Dass bei ihm irgend­wann immer sel­tener über Sport­li­ches, son­dern auch abend­fül­lend über sein Pri­vat­leben oder gar sein Gewicht dis­ku­tiert wurde, war ernied­ri­gend. Dass ein Focus-Autor einen ent­täuschten Brief an ihn ver­öf­fent­lichte, war uner­träg­lich. Und dass Lothar Mat­thäus – der ja selbst nicht müde wird, über die Unge­rech­tig­keit seiner Wahr­neh­mung hier­zu­lande zu klagen – ihm medi­en­wirksam zum Kar­rie­re­schritt nach China riet, war kein Scherz des Pos­tillon. Son­dern eine Schlag­zeile, zu der sich Men­schen ernst­haft äußern sollten. Es ist absurd. 

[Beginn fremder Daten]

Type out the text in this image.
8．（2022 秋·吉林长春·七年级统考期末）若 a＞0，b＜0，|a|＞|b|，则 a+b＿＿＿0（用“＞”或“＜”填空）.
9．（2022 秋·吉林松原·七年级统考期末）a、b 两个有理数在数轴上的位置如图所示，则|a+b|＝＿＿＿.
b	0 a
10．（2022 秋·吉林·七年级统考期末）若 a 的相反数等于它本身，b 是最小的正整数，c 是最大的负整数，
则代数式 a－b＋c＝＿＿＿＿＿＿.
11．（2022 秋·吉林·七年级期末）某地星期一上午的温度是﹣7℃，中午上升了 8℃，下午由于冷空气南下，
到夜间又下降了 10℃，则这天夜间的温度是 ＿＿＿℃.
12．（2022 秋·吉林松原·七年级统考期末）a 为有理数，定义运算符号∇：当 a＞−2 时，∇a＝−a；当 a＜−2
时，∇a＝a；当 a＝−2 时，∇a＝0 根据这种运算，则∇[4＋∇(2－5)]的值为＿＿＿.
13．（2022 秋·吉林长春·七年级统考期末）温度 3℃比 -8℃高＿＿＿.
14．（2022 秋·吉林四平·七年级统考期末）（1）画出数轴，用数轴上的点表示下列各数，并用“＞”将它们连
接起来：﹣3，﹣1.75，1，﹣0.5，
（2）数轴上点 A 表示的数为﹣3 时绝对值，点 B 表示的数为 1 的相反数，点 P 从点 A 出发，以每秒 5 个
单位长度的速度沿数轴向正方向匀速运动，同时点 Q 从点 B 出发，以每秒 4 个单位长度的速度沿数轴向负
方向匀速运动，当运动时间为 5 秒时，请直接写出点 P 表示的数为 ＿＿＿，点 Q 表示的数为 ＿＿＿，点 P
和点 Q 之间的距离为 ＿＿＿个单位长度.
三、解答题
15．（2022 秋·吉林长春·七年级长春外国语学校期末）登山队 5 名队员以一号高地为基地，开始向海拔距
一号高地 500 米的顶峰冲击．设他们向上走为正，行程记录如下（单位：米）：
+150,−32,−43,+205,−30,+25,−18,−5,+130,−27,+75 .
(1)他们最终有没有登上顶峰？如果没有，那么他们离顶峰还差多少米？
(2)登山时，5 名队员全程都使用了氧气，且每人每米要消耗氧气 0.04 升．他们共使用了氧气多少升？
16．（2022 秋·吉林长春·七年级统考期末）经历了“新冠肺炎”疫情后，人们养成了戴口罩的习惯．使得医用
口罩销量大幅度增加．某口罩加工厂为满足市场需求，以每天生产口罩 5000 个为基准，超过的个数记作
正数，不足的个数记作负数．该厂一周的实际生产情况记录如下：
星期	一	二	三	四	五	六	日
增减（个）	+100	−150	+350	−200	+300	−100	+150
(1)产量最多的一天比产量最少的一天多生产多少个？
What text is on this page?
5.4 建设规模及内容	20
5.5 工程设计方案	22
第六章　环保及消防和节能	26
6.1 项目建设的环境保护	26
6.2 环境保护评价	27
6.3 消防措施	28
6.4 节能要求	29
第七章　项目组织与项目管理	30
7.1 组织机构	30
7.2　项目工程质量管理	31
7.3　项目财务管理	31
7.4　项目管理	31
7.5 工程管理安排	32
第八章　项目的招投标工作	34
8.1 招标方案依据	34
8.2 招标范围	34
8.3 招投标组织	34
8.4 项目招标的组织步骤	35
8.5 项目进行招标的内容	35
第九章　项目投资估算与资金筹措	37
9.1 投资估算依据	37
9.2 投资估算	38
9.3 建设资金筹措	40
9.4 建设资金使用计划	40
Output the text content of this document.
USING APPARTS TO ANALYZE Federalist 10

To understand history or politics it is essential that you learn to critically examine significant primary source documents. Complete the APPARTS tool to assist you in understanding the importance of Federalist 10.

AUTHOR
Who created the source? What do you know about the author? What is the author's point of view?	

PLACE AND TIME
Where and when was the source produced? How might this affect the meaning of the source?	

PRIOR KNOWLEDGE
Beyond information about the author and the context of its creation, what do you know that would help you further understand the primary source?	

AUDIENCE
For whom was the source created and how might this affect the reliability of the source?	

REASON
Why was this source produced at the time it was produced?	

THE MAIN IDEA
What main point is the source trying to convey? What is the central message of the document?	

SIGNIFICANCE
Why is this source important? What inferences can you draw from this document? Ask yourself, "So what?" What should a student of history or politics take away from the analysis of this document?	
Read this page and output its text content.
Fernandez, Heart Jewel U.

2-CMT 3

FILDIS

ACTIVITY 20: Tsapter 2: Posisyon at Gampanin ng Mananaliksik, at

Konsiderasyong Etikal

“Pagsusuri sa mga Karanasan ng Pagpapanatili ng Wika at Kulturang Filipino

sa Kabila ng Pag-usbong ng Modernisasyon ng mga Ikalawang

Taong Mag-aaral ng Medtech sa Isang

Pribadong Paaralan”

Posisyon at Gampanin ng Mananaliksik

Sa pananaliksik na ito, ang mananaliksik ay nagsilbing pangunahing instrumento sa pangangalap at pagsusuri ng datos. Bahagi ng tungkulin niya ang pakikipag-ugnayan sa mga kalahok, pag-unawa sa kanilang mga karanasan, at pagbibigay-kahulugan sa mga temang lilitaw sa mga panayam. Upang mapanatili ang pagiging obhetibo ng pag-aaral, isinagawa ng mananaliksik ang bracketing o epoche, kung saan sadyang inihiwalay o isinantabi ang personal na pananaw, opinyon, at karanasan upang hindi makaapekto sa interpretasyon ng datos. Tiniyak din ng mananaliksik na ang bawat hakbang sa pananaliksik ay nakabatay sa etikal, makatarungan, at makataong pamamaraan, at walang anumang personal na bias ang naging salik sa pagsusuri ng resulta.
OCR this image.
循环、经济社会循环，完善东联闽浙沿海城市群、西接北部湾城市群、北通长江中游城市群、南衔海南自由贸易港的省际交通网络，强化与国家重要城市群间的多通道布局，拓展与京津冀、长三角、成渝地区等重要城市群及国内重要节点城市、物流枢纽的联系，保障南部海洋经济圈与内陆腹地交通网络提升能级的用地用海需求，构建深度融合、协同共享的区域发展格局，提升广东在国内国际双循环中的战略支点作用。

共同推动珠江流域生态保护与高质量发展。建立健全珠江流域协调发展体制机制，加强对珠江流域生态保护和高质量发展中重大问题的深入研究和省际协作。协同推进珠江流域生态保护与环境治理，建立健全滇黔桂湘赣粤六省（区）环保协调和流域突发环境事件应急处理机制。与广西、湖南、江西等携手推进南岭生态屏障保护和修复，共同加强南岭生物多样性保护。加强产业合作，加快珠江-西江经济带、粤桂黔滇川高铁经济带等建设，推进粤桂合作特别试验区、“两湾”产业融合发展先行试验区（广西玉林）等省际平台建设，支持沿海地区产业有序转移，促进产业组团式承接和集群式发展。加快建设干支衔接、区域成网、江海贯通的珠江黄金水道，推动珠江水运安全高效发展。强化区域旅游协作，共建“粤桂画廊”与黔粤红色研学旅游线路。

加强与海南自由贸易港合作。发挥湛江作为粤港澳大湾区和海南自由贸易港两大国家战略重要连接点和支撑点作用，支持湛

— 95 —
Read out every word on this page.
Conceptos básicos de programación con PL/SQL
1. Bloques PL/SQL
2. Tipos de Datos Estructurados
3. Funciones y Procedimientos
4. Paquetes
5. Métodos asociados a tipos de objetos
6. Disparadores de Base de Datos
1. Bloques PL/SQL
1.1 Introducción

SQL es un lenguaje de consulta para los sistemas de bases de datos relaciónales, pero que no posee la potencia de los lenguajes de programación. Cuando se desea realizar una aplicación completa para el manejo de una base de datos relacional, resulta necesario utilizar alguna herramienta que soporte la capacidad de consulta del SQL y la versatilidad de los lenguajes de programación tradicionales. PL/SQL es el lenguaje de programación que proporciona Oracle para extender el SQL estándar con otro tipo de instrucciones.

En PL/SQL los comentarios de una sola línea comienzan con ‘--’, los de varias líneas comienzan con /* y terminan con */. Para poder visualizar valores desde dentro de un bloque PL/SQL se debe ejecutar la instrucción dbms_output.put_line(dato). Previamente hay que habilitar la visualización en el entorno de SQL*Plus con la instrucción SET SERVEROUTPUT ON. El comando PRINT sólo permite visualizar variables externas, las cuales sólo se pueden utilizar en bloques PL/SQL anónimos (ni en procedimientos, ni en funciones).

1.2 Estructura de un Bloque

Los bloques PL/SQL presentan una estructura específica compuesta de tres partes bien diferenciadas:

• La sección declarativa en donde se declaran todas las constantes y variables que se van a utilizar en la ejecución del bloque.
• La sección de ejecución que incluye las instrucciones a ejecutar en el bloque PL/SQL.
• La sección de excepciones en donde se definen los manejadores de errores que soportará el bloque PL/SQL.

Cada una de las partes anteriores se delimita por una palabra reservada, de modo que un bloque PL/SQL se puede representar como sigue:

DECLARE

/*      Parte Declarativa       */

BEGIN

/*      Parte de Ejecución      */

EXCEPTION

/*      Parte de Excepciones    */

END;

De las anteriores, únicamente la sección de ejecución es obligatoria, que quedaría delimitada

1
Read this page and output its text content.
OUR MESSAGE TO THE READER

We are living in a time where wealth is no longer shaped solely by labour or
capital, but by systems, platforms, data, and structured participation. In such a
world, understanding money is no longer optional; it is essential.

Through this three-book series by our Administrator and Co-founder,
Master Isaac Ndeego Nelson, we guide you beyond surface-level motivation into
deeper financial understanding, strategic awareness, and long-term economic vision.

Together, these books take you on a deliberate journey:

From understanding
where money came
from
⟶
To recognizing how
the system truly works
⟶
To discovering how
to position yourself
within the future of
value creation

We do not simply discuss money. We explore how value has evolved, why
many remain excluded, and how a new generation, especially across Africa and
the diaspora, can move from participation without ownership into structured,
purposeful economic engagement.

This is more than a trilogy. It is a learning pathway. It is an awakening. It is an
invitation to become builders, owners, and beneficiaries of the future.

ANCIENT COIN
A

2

Und wäh­rend sich eine Fuß­ball­na­tion über Mario Götze das Maul zer­riss, warfen sich wenigs­tens die BVB-Bosse Watzke und Zorc bei jeder Gele­gen­heit schüt­zend vor Götze. Das ist ihnen hoch anzu­rechnen.

Ist das noch Medizin?

Nun wurde öffent­lich, dass Götze unter einer Stoff­wech­sel­krank­heit leidet, die ihn für unbe­stimmte Zeit außer Gefecht setzt. Die Mel­dung war keine zwei Stunden alt, da hatte so man­ches Bou­le­vard­blatt schon einen Sport­me­di­ziner gefunden, der sich zur Fern­dia­gnose hin­reißen ließ. Das ist nicht nur im weiten Feld der Stoff­wech­sel­er­kran­kungen haar­sträu­bend. Es ist der vor­läu­fige Tief­punkt.

Viel­leicht sollten wir alle ein­fach ein paar Dinge akzep­tieren: Mario Götze kann ein über­ra­gender Fuß­baller sein. Aber er darf auch ein ganz nor­maler Mensch sein. Mit Stärken, Schwä­chen und Geheim­nissen.

Mario Götze ist 24 Jahre alt. Er ist krank. Details kennen nur wenige. Wie schwer die Krank­heit ist, wissen wohl nur sein Arzt und er.

Er muss mal Luft holen. Ganz tief. Man sollte ihn ein­fach in Ruhe lassen.